Initial reports suggested that the attack was using a known, and patched, vulnerability CVE-2012-4792. It became clear that the exploit being used was not that one, but a different remote code execution vulnerability. Microsoft has issued an advisory for this vulnerability, CVE-2013-1347, which still only appears in Internet Explorer 8, while it continues its investigation. The flaw is a use-after-free problem that corrupts memory in such a way as to allow arbitrary code to be injected. A Metasploit module is now available that exploits the vulnerability, which means that the technique is generally accessible.

Microsoft suggests that users of IE8 could deploy EMET, the Enhanced Mitigation Experience Toolkit, and gives instructions how to configure it to add its protective layer to IE8 either through the EMET user interface, command line or via Group Policy. Upgrading to IE9 is also an option for Windows Vista and later, and upgrading to IE10 is an option for users of Windows 7 or later. The other option is, of course, switching to another browser such as Chrome or Firefox.

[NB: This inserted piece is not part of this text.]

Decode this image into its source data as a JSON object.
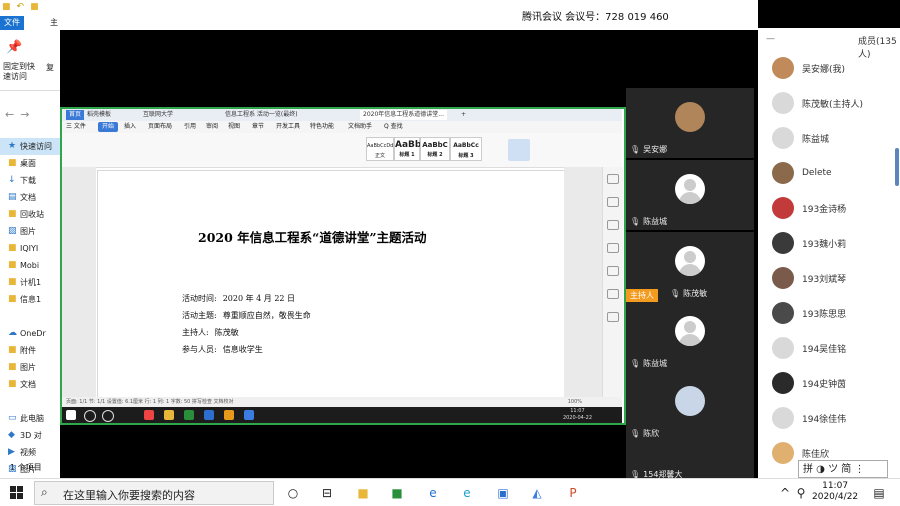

There is speculation that the attack is a "watering hole" attack on the US nuclear industry. Evidence for this appears to be that the same or similar attacks have been staged nine different sites, none of which have been identified beyond "several non-profit groups and institutes as well as a big European company that plays on the aerospace, defence and security markets," which suggests that if there is a target for the attack it is a rather big, ill-defined target. The important message for all users is that they should be aware that there is a 0-day exploit for IE8 in the wild and it is being used as part of attacks of unknown purpose.